* * When a confrontation goes angry
Friday, June 26, 2015 at 12:58PM
I had an interesting e-conversation the other day with a complete stranger, a young woman from Brooklyn, New York, who I’ve never met, named Marisha Camp. You may have read about her; much to her consternation she’s been all over the news lately.
Marisha is a young, free-spirited soul, a vagabond, an adventurer, a student of the human condition. She’s a talented photographer. She and her brother Jesse were on a lengthy road trip recently when they encountered enough hostility to fear for their lives and on the front pages of local newspapers. I took more than a passing interest because the incident took place not five miles from War, West Virginia, where one of my novels was set.
(Note, these days you can find almost anybody on the Internet. Try it!)
(Note, the internet can also spread a story like wildfire.)
I took it upon myself to reach out to Marisha. When I wrote, she quickly replied with this response: “Had we merely had a weird incident in a parking lot, it would have ended there. But Adkins posted photos of our car and license plate on Facebook, along with cryptic comments about protecting children. So we wake up one morning and these posts are getting 200 shares and people are commenting about every place they've seen us, some of it true, some not, and there are these crazy stories about us chasing children out of parks...”
So here’s what happened. Marisha and Jesse were traveling around in his car, with Massachusetts license plates, seeing and photographing their way across the country. Admittedly, they weren’t minding their own business. They were openly friendly, engaging men, women and children in conversation and often taking their photos. But they were certainly not out to hurt anybody.
McDowell County, West Virginia, is by far the poorest county in the third poorest state in the nation, the most destitute of the destitute. From a zenith of 99,000 people in the 1950 census (more than Montgomery County has now), it has shrank to around 21,000. It is likely the largest non-disaster related diaspora America has ever seen. Nowhere has there been a greater boom, then subsequent bust, tied to the fortunes of coal mining, than the War area. It’s where assistance program, both public and private, go to die. It’s a gold mine for a novelist, but often hell for passers-by.

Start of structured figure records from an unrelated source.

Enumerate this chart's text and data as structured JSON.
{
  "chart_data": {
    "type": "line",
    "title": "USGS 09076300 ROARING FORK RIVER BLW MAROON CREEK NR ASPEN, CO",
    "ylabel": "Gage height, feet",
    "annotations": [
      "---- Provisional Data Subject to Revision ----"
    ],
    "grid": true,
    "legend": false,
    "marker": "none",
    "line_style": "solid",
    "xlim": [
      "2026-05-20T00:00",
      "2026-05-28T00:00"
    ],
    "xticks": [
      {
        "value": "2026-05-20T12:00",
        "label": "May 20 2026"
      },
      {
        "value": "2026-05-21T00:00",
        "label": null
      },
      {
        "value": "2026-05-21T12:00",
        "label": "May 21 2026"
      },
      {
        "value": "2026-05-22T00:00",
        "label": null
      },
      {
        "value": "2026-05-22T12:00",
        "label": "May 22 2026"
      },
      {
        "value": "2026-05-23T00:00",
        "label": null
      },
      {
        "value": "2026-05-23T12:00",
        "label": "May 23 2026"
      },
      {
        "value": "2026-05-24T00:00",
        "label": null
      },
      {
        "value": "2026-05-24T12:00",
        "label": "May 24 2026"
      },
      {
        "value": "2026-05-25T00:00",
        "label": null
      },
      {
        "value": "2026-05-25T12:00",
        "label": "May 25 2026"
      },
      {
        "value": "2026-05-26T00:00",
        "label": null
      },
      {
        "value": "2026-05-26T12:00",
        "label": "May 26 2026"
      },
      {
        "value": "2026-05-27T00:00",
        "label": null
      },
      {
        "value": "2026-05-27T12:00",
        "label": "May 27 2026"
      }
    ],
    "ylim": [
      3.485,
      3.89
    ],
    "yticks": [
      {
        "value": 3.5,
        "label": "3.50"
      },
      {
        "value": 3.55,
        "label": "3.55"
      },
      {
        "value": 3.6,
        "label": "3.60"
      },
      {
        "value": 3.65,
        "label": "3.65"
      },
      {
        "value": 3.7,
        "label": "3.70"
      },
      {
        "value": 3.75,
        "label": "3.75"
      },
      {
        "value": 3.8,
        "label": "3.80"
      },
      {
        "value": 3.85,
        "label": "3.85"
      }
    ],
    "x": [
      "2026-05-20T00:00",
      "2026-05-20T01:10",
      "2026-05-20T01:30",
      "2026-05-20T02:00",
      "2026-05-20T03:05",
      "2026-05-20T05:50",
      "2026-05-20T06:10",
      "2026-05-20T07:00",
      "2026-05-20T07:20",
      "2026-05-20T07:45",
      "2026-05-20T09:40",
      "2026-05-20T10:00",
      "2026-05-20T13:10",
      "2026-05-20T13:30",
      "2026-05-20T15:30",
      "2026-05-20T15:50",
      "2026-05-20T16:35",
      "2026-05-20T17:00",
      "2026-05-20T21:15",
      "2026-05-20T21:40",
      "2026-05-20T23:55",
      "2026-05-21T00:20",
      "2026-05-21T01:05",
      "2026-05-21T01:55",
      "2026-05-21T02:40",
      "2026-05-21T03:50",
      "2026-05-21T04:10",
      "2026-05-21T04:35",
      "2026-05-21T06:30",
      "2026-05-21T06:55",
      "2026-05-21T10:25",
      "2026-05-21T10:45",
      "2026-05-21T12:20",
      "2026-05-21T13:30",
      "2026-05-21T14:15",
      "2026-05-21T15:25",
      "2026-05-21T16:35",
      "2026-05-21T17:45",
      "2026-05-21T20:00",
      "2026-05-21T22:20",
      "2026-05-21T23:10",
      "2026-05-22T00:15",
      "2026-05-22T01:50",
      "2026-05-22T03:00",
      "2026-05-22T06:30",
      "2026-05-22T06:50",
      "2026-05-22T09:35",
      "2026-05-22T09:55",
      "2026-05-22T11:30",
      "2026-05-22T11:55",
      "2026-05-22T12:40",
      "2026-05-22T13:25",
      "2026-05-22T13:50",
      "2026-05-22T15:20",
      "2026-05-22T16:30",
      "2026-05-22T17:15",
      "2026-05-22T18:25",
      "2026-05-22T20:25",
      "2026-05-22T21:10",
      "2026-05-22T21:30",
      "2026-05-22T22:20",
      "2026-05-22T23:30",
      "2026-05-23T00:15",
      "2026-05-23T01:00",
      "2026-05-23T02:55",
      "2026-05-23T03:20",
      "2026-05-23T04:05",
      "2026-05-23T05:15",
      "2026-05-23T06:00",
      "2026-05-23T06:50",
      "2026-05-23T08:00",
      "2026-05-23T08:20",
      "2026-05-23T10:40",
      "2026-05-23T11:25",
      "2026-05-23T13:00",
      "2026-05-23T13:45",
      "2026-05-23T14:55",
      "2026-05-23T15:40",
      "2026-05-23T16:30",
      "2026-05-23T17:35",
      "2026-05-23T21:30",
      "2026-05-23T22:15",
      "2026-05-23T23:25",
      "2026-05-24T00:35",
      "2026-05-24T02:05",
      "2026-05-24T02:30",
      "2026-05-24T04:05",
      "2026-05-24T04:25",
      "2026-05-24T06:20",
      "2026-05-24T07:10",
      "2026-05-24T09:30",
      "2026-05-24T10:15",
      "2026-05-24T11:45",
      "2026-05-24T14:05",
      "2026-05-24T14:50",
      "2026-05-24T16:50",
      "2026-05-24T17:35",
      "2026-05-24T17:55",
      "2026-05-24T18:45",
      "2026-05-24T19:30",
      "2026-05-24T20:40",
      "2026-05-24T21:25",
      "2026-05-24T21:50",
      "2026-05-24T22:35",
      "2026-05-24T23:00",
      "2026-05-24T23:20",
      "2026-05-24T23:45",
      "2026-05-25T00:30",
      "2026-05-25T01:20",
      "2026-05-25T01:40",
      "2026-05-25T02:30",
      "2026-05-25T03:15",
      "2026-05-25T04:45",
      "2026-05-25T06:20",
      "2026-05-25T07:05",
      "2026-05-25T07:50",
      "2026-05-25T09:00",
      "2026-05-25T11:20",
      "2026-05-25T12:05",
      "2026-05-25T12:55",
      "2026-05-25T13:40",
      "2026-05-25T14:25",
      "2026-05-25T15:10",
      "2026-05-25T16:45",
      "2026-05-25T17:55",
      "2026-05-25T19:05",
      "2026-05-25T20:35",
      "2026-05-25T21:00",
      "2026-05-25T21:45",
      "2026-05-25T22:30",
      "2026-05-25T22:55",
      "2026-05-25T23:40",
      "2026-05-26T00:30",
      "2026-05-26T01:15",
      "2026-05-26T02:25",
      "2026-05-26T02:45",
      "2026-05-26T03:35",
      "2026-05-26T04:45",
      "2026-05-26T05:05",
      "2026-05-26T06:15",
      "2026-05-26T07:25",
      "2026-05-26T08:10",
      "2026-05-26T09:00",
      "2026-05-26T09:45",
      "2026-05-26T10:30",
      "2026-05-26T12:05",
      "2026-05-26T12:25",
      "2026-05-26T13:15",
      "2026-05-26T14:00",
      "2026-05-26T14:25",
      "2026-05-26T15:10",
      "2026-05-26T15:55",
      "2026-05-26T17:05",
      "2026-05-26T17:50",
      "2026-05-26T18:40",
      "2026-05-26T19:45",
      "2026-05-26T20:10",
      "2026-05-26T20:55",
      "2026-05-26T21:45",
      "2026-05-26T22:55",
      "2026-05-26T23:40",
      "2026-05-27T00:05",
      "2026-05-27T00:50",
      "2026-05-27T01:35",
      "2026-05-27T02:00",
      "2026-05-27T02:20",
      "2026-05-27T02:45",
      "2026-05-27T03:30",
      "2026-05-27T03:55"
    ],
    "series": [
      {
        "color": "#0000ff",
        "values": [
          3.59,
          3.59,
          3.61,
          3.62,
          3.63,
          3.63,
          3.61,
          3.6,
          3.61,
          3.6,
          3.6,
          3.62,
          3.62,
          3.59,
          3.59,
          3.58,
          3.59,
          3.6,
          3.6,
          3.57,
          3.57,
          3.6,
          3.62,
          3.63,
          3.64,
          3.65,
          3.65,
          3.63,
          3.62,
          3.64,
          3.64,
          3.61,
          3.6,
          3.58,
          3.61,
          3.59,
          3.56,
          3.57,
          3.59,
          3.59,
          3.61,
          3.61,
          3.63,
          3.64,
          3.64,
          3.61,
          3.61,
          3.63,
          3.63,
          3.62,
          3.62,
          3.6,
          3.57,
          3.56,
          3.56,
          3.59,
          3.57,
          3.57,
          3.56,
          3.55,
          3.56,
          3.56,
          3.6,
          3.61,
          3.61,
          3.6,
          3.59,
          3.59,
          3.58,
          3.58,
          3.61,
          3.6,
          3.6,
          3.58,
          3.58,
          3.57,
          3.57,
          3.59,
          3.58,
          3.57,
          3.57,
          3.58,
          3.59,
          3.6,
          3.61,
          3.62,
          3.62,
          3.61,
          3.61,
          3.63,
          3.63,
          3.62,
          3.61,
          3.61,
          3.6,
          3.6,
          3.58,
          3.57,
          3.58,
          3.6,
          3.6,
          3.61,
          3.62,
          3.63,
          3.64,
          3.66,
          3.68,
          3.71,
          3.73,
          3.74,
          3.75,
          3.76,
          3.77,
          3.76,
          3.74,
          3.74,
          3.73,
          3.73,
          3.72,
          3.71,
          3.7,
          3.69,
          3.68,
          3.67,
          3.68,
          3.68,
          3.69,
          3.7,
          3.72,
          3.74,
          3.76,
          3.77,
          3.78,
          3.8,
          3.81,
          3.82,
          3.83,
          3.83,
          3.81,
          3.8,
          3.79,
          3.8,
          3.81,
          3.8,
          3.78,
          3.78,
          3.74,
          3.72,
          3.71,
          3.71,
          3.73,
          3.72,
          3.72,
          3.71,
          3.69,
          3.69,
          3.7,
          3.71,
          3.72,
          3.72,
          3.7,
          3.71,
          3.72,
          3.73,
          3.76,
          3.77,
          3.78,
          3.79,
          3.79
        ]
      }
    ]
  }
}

Marisha and Jesse stopped and spoke with some teenage boys who were playing outside, hitting each other with sticks. They didn’t even take photos of them. They drove a few miles up the road and stopped at a convenience store. While inside, a woman, the aforementioned “Adkins,” apparently a mother of one of the boys, parked her van so as to completely trap them. Twenty minutes of loud, angry, and accusatory confrontation ensued until they were finally “rescued” by a state trooper who roundly scolded them before allowing them to drive away.
Marisha wrote to me, “We were terrified. We'd spent maybe three minutes in (the prior town), in great part because the only adult we found to talk to did not want to appear on camera. So all of this was caused by Jesse asking some boys whether they were having a stick fight. A five second encounter. We didn’t have a long conversation or photograph them. The world has become a very dark place when either of these things causes a world of fear...”
Ms. Jennifer Adkins, the aforementioned woman who cornered them, took it upon herself to say nasty things on-line, posting their license plate and sinister accusations, and calling the act of taking a photo an act of aggression. Seriously!
Yes, there are child molesters out there and there are pedophiles. But most child tormentors are familiar to the victims. The Camps got portrayed as cultural strip-miners, so to speak. And the locals got portrayed as mob-like vigilantes. Nobody came out looking good.
Again, Marisha, “The internet turned what could have been just a weird and bad encounter in a parking lot into this nightmare that won’t end – people are still writing awful things about West Virginia and calling me ‘prissy’ and Jesse much worse. People were writing, ‘shoot first, ask questions later.’ It shook our foundation of safety, not naively overestimated in the first place, and then the whole world feels like they have to offer a critique of your behavior when you felt so vulnerable.
“I can’t tell you how much I wish none of this had happened.”
Me, too.
I do lots of similar travel, meeting and talking to lots of strangers. I try to conduct myself civilly but I’m opinionated and I’m sure I’ve ruffled some feathers. But do we have to be so suspicious of strangers?